A thin maid, older than most, with grey hair and dressed in black and white checks, brought out a tray.
‘Marianne, this is Kyria Sophia, my wonderful helper who takes care of the banalities of life so that I can be free to write about the banality of life.’ The women smiled warmly at each other.
After the maid had gone, Leonard poured them each coffee in white cups. The porcelain caught the light and glinted.
‘You say you write, Leonard, what are you working on at the moment?’

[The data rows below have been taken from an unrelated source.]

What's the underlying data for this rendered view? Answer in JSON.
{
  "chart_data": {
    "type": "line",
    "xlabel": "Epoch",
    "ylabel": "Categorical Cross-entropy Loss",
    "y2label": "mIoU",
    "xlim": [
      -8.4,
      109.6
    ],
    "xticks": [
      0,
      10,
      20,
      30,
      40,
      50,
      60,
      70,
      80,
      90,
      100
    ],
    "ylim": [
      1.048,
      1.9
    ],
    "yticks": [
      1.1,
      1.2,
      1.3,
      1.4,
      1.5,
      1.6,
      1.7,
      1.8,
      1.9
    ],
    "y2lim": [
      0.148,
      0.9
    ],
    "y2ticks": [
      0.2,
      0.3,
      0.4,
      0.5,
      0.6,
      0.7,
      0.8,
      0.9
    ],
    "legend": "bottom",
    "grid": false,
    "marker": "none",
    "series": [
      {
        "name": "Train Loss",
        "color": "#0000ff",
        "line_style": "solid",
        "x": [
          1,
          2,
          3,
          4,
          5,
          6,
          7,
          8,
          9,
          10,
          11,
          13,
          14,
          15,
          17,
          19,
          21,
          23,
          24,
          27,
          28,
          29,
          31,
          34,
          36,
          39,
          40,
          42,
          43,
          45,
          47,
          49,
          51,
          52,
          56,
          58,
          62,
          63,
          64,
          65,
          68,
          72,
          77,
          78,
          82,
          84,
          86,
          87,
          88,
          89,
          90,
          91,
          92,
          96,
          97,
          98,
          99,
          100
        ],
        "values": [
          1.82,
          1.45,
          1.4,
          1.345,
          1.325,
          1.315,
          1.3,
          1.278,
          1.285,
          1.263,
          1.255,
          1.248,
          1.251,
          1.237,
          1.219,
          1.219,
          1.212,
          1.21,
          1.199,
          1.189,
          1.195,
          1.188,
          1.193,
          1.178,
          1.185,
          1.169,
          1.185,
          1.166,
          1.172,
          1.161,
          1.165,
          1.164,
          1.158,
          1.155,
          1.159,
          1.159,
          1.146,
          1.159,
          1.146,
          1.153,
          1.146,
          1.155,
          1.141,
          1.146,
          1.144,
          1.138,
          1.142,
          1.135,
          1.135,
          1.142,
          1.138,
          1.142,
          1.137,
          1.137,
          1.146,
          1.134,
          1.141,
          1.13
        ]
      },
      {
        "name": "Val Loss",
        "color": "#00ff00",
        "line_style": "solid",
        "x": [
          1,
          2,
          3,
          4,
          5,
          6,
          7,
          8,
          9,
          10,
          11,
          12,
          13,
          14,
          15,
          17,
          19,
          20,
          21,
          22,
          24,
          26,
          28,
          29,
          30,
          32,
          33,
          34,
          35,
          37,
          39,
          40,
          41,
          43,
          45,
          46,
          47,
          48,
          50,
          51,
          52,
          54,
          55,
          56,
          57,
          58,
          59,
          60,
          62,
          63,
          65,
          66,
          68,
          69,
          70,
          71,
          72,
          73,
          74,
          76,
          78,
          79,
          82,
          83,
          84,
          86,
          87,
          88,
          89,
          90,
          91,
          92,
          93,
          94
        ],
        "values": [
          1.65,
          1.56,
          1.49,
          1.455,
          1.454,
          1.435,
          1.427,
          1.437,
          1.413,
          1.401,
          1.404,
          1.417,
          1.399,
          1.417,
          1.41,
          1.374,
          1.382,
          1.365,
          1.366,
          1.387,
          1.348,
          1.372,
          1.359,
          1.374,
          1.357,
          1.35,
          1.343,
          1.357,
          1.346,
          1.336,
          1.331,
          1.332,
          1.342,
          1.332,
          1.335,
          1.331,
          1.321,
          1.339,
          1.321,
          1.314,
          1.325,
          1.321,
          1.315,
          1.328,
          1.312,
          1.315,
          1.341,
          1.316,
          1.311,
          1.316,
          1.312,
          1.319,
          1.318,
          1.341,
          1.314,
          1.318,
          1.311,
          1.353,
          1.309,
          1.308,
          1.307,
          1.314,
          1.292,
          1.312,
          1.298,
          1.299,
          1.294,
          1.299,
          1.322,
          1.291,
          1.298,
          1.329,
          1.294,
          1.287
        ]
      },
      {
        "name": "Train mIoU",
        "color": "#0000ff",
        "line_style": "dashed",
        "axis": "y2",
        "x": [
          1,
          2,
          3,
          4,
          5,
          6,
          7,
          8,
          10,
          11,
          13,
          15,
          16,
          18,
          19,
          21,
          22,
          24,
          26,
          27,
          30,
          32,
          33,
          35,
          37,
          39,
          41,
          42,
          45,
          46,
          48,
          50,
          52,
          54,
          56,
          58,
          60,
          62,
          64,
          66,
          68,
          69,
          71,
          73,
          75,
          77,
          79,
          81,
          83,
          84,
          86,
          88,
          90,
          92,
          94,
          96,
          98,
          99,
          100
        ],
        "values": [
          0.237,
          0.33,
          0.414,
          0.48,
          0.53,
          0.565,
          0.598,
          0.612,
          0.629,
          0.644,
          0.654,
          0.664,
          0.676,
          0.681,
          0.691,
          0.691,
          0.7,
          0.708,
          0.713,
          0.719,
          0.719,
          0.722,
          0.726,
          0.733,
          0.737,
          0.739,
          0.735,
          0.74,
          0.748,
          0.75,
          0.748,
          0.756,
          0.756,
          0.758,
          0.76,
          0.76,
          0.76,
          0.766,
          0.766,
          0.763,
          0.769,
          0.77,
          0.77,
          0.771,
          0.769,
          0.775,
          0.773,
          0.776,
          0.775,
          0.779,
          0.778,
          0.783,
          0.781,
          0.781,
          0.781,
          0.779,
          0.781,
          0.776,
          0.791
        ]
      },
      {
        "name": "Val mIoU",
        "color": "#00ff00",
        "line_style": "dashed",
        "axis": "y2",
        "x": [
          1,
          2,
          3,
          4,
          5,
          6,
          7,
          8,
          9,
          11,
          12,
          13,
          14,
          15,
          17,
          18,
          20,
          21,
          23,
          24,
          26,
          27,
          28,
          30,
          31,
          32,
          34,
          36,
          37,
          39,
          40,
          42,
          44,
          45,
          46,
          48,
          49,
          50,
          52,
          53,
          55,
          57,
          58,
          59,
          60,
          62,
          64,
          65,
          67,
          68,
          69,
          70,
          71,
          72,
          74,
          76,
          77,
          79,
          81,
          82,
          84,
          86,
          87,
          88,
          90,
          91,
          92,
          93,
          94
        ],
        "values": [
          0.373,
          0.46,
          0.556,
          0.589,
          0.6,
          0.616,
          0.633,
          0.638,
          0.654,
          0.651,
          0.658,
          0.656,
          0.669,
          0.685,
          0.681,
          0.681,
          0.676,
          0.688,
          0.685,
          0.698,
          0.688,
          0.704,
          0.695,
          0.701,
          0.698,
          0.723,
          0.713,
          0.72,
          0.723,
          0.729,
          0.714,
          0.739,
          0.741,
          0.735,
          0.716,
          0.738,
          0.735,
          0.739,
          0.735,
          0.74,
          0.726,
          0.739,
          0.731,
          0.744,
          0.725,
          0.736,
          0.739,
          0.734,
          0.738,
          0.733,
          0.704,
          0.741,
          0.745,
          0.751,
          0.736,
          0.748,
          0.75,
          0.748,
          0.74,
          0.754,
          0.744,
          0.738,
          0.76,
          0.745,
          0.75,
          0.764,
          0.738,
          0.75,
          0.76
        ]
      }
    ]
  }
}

‘A novel, poetry, lyrics for songs. I get up at seven each day and work until lunchtime. It is cool in the morning and there is a purity in the air, a cleanliness that helps me. If I am stuck I look to the sky, the place which demands the most of the birds and stars. How could I let it down? How could I not honour it by offering it the best words that I can? You cannot deliver smudges to the heavens. It is the home of angels.’
Marianne loved the sound of his gritty voice, listened carefully to each word he said, did not want to miss a syllable. She was calmed by the gentleness of his ideas, so different from the fury of Axel. ‘I want to write but I cannot find the right words.’
‘There
are no right words, just language and music and you have to pluck at them, like you would do grapes from a trellis.’
‘You make it sound easy, but which words do you choose?’
The coffee was strong, the sun gentle, and Marianne felt at ease with him. She thought: when I write, I struggle, yet I can speak so easily to you.
‘It is something to do with the light, the way it pours freely here upon you, connecting you to the truth. You cannot lie in this white sun. It will not let you. It will catch you out.’
‘So writing is telling the truth?’
‘A version of the truth. It is like religion. It asks you to commit yourself to a certain kind of honesty.’
‘It sounds like you are quite religious?’
‘I was brought up in Montreal, going to synagogue with my parents, but it was too rigid, too routine for me, too inflexible, bound by rules. Here I light the candles on Shabbat because I want to, not because I am commanded to, and then I meditate. On Saturdays I go to see Demetri Leousi, an islander here. Do you know him?’ Marianne shook her head. ‘He learned an old-fashioned kind of English in Istanbul so we can talk. Also, in New York he fell in love with a Jewish woman so he sees Jews as special, not to be feared. He says that I am the first Jew to own a house on Hydra and he sees that as a gift.’
‘So you have created your own rituals?’
Leonard laughed. ‘Yes, I have replaced my parents’ traditions with my own. That is the irony. But there is so much about Judaism that I love: the juxtaposition of pain and joy. Even in a wedding the bridegroom stamps on glass to recall the destruction of the temple in Jerusalem. The symbolism. The imagery. The poetry: the mountains skipped like rams, the hills like young lambs. I love the psalms. But tell me about you. How do you come to be on Hydra?’
‘I was born in Oslo but my father and brother were both ill with tuberculosis, and my mother had enough to do. So I spent most of my childhood in Larkollen with my grandmother, Momo.’
‘And what was Momo like?’
‘Wonderful. She told me stories about princes and the sea. She made me curious about the world and encouraged me to travel. She fed the birds bread each day and when I was little, I would make too much noise and frighten them away so she taught me how to be still and listen so that the birds would come to me.’